Poverty and minds. Counter to the widespread view that bad decisions lead people into poverty, a blog from US academics explains how the strains of poverty lead to bad decisions – of a sort. They run experiments with people playing mobile games like Angry Birds (David Cameron was not involved)…. Interestingly they find not that having less leads people to make ‘worse’ decisions, but that it makes problems feel bigger and take up more of your attention. The conclusion: poverty saps people’s attention rather than their decision-making ability– and bad decisions therefore arise from difficulties in absorbing information.

Puzzling productivity. A NIESR and ONS paper dives into the weeds of the ten-year UK productivity slowdown. The good news is its an interesting paper – the bad news is our productivity slowdown is complicated… It’s biggest in the industries that were growing fastest before the crisis (which isn’t that surprising given you’d be hard pressed to argue that growth was sustainable/real in all cases). As for why the slowdown is continuing so long after the crisis, the paper argues that – in service sectors at least – we’re creating jobs but not putting any cash into new capital…. Time for some badly needed investment.

Égalité? Sounds utopian, perhaps, but in Paris it’s being taken very seriously by city hall. Mayor Anne Hidalgo announced last year that she’s considering the €6 billion plan that would make Paris (with 11 million people in the Ile de France metropolitan area) the biggest free public transport zone in the world. Before you get all defensive/jealous – just remember, the French might get free transport, but they’ll never have a royal wedding. So there.

Taxing bedrooms An LSE blog summarises a recent paper on what effect the bedroom tax actually had. You’ll remember that the policy was meant to ‘remove the spare room subsidy to promote downsizing in the social rented sector – one spare room cost you 14% of your housing benefit, two spare bedrooms meant a 25% cut. The topline is that most people didn’t move, despite that being the policy intent and anxiety of many critics of the policy. Instead they just got poorer – by an average of £8/week. Those that did move (not necessarily because of the bedroom tax) did however tend to downsize.

How businesses are tackling the gender pay gap. Americans aren’t all focused on our (and their, it turns out) Royal wedding – some want to talk about our gender pay gap. Good on them. A long-read from the New York Times takes a view from across the pond on how UK businesses are trying to improve reduce their gender pay gaps. Case-studies include broadband engineers, law firms, tech companies and…wine tasters.

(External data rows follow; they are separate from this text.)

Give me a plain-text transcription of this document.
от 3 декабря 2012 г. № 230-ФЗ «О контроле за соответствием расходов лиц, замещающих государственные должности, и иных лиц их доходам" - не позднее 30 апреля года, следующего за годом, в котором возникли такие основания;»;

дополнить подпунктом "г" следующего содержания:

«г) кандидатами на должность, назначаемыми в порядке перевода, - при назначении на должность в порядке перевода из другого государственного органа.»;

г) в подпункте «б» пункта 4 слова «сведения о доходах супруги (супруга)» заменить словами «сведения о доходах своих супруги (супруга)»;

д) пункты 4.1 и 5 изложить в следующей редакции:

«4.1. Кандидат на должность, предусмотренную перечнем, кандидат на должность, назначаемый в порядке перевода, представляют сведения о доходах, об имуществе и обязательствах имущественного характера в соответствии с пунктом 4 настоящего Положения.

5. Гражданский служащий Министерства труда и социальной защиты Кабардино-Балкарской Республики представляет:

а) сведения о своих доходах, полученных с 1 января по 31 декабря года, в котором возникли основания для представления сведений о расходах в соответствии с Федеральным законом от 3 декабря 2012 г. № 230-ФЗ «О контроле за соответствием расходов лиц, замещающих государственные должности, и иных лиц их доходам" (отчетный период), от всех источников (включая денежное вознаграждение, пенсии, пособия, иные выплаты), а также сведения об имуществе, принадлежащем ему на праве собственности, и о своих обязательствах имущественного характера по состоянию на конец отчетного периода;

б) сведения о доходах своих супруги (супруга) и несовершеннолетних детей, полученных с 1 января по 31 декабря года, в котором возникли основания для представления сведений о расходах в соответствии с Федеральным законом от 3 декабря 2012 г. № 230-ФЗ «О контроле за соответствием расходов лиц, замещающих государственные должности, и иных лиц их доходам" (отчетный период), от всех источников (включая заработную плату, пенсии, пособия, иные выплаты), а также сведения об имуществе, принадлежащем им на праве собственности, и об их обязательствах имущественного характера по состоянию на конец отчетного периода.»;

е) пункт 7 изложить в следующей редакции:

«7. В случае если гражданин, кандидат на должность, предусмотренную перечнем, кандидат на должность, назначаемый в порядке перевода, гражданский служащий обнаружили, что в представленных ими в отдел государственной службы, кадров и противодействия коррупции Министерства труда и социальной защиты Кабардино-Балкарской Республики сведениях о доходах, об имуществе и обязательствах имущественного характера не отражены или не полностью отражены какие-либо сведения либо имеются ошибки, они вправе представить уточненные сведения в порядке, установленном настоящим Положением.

This week’s chart… comes from the analysis behind today’s RF Low Pay Britain report, the latest in our blockbuster publication series which – like Star Wars – is now into its eighth edition. A few weeks back we said we were starting to look at the issue of monopsony in the UK – the idea that if there are very few firms in a sector or place they may be able to exercise a lot of power over their workforce, who cannot simply go and find work elsewhere. Our labour market might not be a competitive nirvana…. in which case the result could be lower pay or worse terms and conditions. This chart shows that if anyone is being affected by this in the UK it’s the low paid – where more than one in seven employees work in the top 20 firms. That’s 50% higher than for medium or high paid workers. Digging into the data further shows that nearly 30% of low paid retail workers work for just five firms, as do 20% of low paid workers in Nottingham.


Note: ‘low-paid’ means less than two-thirds of the hourly median wage; ‘mid-paid’ means in deciles 5 and 6 of the hourly pay distribution; ‘high-paid’ means in deciles 9 and 10 of the hourly pay distribution.